Furnas, São Miguel, Azores, Portugal
The most extraordinary cooking technique in the Portuguese world — and one of the most unusual in global gastronomy. On the island of São Miguel in the Azores, the cozido das Furnas is lowered in sealed pots into the volcanic fumaroles (bubbling sulphur vents) at Caldeiras das Furnas and cooked for 6-7 hours by geothermal heat. The temperature in the fumaroles is approximately 95-100°C — just below boiling, perfect for a gentle, sustained braise. The result is the same as cozido à portuguesa (beef, pork, chouriço, morcela, blood sausage, chicken, potato, cabbage, yam, carrot) but with a faint mineral note from the volcanic environment — a flavour that cannot be replicated anywhere else on earth.

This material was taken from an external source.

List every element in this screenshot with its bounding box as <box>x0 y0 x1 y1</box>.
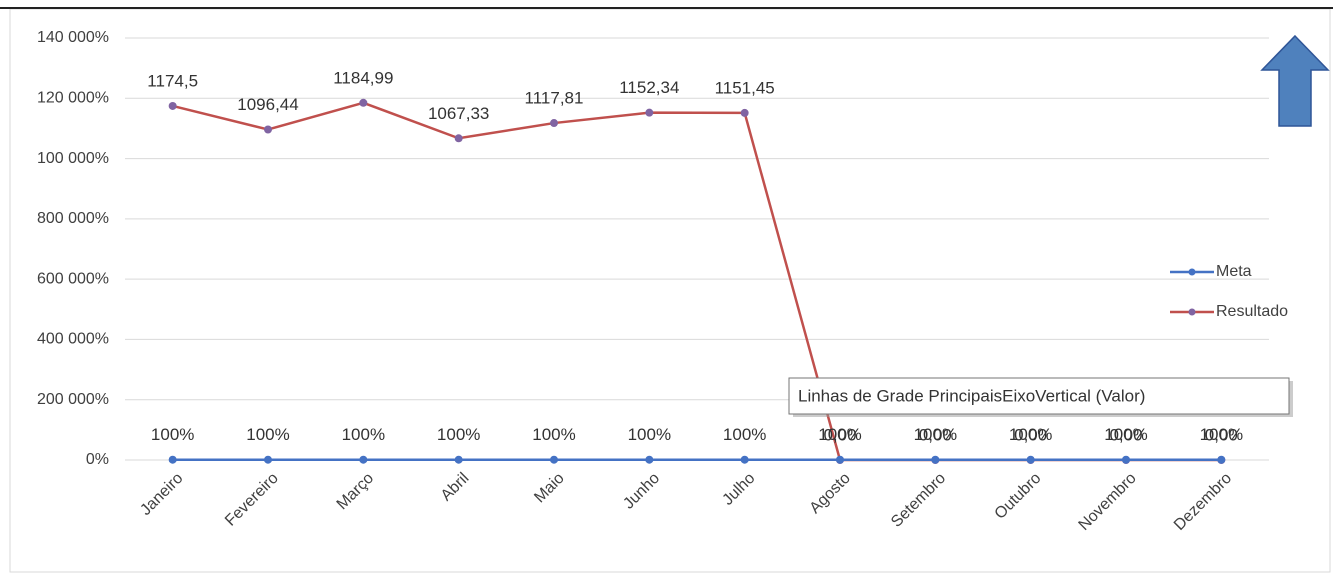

The technique requires sealed iron or aluminium pots placed directly into the fumarole holes, covered and weighted to prevent steam from displacing them. The cooking time is fixed by the geothermal temperature — 6-7 hours minimum. The result is extraordinarily tender meats — the long, low-temperature cook converts collagen to gelatin and produces a broth of deep complexity. For service outside the Azores: replicate using a slow cooker at 90°C for 8-10 hours.

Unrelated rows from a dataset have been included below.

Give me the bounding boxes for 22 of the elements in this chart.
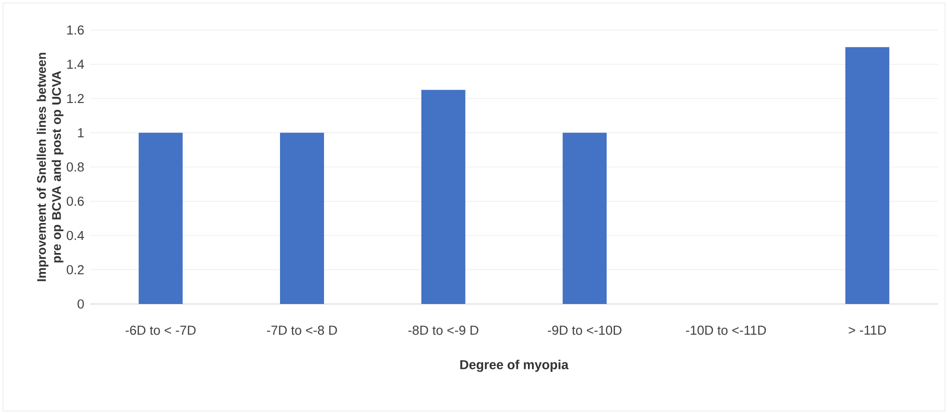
y-tick-label: 0.4 (66, 230, 84, 240)
x-tick-label: -10D to <-11D (686, 326, 766, 335)
y-tick-label: 1.2 (67, 94, 84, 104)
y-tick-label: 0 (78, 299, 84, 309)
bar (845, 47, 890, 304)
x-tick-label: -9D to <-10D (548, 326, 622, 335)
x-tick-label: -7D to <-8 D (267, 326, 337, 335)
y-tick-label: 1 (78, 128, 84, 138)
bar (562, 132, 607, 304)
bar (138, 132, 183, 304)
y-tick-label: 1.6 (67, 25, 84, 35)
x-tick-label: -8D to <-9 D (408, 326, 478, 335)
x-tick-label: > -11D (848, 326, 886, 335)
x-axis-title: Degree of myopia (460, 360, 569, 372)
y-tick-label: 1.4 (67, 60, 84, 69)
y-tick-label: 0.2 (66, 265, 84, 274)
bar (421, 90, 466, 304)
y-axis-title: Improvement of Snellen lines between pre op BCVA and post op UCVA (36, 52, 64, 282)
x-tick-label: -6D to < -7D (126, 326, 196, 335)
bar (280, 132, 324, 304)
y-tick-label: 0.6 (66, 196, 84, 206)
y-tick-label: 0.8 (66, 162, 84, 172)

The restaurant Tony's at Caldeiras das Furnas has been serving the geothermal cozido since 1959 — they lower the pots each morning at 6am for a 12pm service. For the Azorean context specifically, the local varieties of cabbage (couve crespa), potato, and yam are different from mainland Portuguese varieties and contribute to the regional specificity. Pair with Pico Island wines — Verdelho from the volcanic Pico appellation (one of the world's only UNESCO-protected wine cultures) is the correct wine.
Attempting to replicate the volcanic mineral character artificially — it cannot be done. Using a higher-temperature slow cook — the gentle 95°C is essential.